Making Sample Strips!


Enamels can be a tricky business. As all enamellists know (or find out to their peril), the enamel color that you see in the catalogue or website is usually nothing close to the color you end up with in the studio. That’s why it’s important to make your own sample strips.

Ages ago, I purchased a large quantity of old enamels from an enamellist who was moving on to other things. They have sat, largely untouched, in a corner of my studio for several months. I would paw through the box occasionally and read the names of the colors: “Blue Jay”, “Bishop Violet”, “Mikado”, “Regal Purple”, “Alice Blue”. Would they live up to my imagination? No way to know until I had the time to unpack them and test them for myself. Luckily, now that the Vegas show is done, I have a little time on my hands! So exciting!

I never skimp on sample strips. I know that fine silver is expensive, but it’s a bigger waste of time and money if you don’t have a real sense of each color you are using. I get a lot of pleasure just arranging the different colors and imagining the possibilities. So, to that end, I make all of my samples ½” x 1” fine silver. (22 gauge). That gives me enough space to see three things:
  1. How does the color look when it’s actually touching the silver?
  2. How does it look on top of a nice coating of clear enamel?
  3. How does it look on top of 24 carat gold leaf?

They still need a coat of counter enamel on the reverse side. I always use some junky unleaded leftover enamel. In this instance it’s Thompson Quill White. A color that has never in my experience actually turned out white. It’s usually an icky shade of yellow. But I bought too much of it long ago, so now it’s my “go to” reverse color for sample strips. I never sift leaded enamels if I don’t have to, so this works out just fine...

After enameling the reverse, I put a coat of clear on the front, but then wipe about a third of it. I want to see how the enamel reacts to silver. (Ugh. The bane of the silver enamellist’s existence!) A lot of colors react poorly with silver, especially reds and oranges, and it’s good to know upfront what is going to happen. So that’s why I leave a bit of the silver exposed.

After I’ve fired a coat of clear enamel, I cut up pieces of 24 carat gold leaf and adhere it to the other end with a little Klyr Fire. Then I’m ready to make my samples!

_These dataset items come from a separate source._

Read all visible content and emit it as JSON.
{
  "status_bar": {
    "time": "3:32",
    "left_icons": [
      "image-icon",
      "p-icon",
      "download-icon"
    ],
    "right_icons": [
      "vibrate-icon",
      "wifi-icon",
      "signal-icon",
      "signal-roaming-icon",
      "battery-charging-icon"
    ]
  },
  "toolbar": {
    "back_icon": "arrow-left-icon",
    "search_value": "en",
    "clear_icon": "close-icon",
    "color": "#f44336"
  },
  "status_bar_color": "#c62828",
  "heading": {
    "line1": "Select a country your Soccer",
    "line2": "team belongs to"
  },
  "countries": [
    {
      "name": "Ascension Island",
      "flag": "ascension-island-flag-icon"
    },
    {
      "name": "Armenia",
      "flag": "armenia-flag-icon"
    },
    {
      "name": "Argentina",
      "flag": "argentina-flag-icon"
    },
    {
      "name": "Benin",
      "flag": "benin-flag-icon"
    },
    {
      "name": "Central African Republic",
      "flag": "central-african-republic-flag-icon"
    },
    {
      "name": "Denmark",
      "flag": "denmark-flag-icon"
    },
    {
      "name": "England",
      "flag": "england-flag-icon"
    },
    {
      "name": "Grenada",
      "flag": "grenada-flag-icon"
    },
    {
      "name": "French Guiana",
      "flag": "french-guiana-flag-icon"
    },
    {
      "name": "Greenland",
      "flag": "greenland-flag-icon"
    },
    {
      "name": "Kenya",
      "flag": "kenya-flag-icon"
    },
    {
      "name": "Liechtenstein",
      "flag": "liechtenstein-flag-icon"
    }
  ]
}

I usually do nine colors at a time, because that’s how many strips I can fit into my kiln. I do all different colors at once, and lay them out in a grid on my table to avoid confusion. If you do all blues, it’s easy to mix them up in the kiln and not know which blue is which after it’s all finished. And that would sort of defeat the purpose. So I alternate the colors, and label the sheets of paper.

It’s worth the extra effort. Here’s a good example of two yellows that sounded equally promising. (934 chrome chartreuse & 30 Soyer yellow). You can see that the one on the left reacted badly to the silver. Where it’s touching the silver, the enamel has turned dark brown. The other one, in contrast, looks pretty uniform both directly on silver, and over the coat of clear. I know which one is the winner…
So it’s two days of well spent time- not all the colors are winners, but I’ve added enough to my color palette (especially some knock-out greens!) that I’m excited to incorporate them into my new work. So there you go. Sample strips.